Yes! And if you're willing to spend tens of thousands of more dollars in court, not to mention the months litigation may take, you may even get that minimum baseline (at the expense of other features or bug fixes that don't fall under the written contract) after another 18 months of development time.
At most, it would be something like "our examples work, and we can provide support". I've never seen things like "IDE does not crash" written into contracts.
"Our examples are guaranteed to work (99.9%+ of the time...) on X configuration(s) in Y environmental conditions with Z functions." Is a pretty normal expectation when your paying thousands or tens of thousands per month per seat.
If you've literally never seen a guarantee like that and your company is actually paying that much money for a product, then it would be wise to shop around.
I can imagine why these things are expensive, as someone who occasionally cleans the local Olympic pool using an underwater vacuum cleaner (just a side gig to get free diving time).
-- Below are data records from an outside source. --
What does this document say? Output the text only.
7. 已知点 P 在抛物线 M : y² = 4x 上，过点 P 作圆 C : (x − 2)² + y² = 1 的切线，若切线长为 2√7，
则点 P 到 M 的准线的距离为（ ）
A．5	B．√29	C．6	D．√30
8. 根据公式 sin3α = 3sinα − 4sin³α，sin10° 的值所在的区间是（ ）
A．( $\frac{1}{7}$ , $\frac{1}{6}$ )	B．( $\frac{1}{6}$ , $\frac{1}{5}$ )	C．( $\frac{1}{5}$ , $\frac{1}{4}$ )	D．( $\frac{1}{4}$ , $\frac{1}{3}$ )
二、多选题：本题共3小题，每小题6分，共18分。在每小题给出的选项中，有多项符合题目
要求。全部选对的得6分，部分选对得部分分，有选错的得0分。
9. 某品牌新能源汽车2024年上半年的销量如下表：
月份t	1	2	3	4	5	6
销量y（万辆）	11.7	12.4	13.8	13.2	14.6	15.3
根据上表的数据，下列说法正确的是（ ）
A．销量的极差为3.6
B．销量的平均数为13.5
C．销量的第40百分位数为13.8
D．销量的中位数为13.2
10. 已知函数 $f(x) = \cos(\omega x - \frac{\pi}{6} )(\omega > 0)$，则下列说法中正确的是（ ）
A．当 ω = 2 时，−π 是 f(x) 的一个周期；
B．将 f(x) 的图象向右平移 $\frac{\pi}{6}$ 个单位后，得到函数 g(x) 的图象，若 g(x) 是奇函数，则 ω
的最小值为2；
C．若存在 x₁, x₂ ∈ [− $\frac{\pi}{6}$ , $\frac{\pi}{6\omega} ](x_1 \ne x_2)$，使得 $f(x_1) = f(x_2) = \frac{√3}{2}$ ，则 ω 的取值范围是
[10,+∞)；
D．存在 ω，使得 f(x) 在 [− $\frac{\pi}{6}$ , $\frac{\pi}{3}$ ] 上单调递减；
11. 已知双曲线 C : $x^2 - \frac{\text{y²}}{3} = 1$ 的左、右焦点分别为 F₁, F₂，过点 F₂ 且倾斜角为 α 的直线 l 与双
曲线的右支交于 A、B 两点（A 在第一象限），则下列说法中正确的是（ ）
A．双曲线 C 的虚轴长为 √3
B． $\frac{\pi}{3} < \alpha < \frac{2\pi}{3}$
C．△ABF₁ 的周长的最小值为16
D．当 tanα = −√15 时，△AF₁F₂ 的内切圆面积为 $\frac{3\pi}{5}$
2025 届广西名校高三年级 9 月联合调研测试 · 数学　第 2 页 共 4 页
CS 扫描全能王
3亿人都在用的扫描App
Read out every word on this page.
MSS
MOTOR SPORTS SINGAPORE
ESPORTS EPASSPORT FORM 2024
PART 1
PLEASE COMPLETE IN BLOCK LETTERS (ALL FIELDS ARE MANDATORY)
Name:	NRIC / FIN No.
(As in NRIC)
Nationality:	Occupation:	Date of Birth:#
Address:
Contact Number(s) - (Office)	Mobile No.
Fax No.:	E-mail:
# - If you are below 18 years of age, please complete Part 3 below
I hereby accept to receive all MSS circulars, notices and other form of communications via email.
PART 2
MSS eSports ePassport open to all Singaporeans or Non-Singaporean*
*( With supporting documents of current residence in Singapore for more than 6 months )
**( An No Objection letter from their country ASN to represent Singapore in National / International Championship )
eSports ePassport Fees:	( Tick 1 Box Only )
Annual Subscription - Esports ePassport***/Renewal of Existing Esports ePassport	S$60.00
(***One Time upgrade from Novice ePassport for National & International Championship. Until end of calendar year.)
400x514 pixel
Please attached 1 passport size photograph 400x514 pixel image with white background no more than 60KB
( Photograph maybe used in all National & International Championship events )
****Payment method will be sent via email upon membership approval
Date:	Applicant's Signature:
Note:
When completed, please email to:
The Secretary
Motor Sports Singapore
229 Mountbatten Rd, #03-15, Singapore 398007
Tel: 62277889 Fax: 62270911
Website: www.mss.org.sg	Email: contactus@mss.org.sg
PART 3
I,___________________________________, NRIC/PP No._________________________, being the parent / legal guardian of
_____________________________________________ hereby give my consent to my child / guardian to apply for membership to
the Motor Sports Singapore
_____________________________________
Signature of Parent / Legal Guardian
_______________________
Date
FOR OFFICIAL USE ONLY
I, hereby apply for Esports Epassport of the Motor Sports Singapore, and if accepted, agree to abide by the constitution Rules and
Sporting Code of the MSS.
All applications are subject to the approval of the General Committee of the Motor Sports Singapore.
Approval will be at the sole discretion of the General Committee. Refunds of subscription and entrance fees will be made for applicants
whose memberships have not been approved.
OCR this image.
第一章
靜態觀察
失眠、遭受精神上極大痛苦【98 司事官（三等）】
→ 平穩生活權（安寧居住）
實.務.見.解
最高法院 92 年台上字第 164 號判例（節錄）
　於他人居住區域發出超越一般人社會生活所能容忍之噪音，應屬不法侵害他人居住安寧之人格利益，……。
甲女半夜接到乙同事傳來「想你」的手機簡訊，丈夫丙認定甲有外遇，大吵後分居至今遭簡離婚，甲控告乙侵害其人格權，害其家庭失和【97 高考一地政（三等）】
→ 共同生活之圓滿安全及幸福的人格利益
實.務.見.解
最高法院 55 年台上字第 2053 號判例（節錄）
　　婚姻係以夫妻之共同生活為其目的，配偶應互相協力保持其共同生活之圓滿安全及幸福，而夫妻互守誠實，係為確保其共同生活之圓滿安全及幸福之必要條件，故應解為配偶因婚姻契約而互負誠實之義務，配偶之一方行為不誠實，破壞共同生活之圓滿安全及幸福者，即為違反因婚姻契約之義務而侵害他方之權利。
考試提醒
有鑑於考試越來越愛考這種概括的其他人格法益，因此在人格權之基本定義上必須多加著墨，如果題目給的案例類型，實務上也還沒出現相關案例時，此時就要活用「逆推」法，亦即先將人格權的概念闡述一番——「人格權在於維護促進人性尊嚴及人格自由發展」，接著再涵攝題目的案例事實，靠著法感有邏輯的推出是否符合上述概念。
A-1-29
Salty or chlorinated water (and public pools usually use heavily chlorinated water) will dissolve almost anything over time - I've seen chlorinated water eat through plastic or neoprene in 2-3 years of use. Account to that mentioned vacuum cleaner is used practically every day, through the whole year, now you have to imagine that these things must be designed for heavy-duty things.
$4100 is peanuts compared to how expensive are (professional) underwater jobs.
> Salty or chlorinated water (and public pools usually use heavily chlorinated water) will dissolve almost anything over time
Metals, in particular. This is why in marine environments, special grades of stainless are used. Most commonly SAE 316 alloy (often marked with "A4", vs "A2" for regular stainless).
Another approach is the use of sacrificial anodes.
Where practical, it helps to rinse equipment with fresh water after use.
>Amazing how capable tools can be, in industries that simply cannot get their work done without them and are willing to pay a healthy amount.
The cost has to be that high, considering the annual market for hydraulic underwater chainsaws can not be more than a few hundred at best. Considering the environment these are expected to work in means the R&D costs are considerably higher than your bog standard chainsaw, with much few units to spread that cost over.
> Sometimes I wonder how good our dev tooling would be if we were willing to pay thousands a year, as opposed to the time-wasting bug-fest that is Xcode.
Look no further than embedded development. Everything costs a fortune, but makes Xcode look polished and a pleasure to use. And I really hate Xcode.
> Sometimes I wonder how good our dev tooling would be if we were willing to pay thousands a year, as opposed to the time-wasting bug-fest that is Xcode.
Jetbrains used to make an IDE for Objective C and Swift, but they sunset it last year due to weak sales. They still make fantastic tools for other programming languages though.
Enterprise is $6000 for the first year, then $2000/yr, but the main thing is it’s a perpetual license and includes (also perpetual) licenses for all MSDN downloads going right back to Windows 3.11 and QBASIC for DOS.
Apple don’t even let you downgrade iOS on your own devices.
That's the weird thing about software development, it can be done on a small budget. But large companies will find ways to spend money, i.e. by using loads of CI servers on AWS.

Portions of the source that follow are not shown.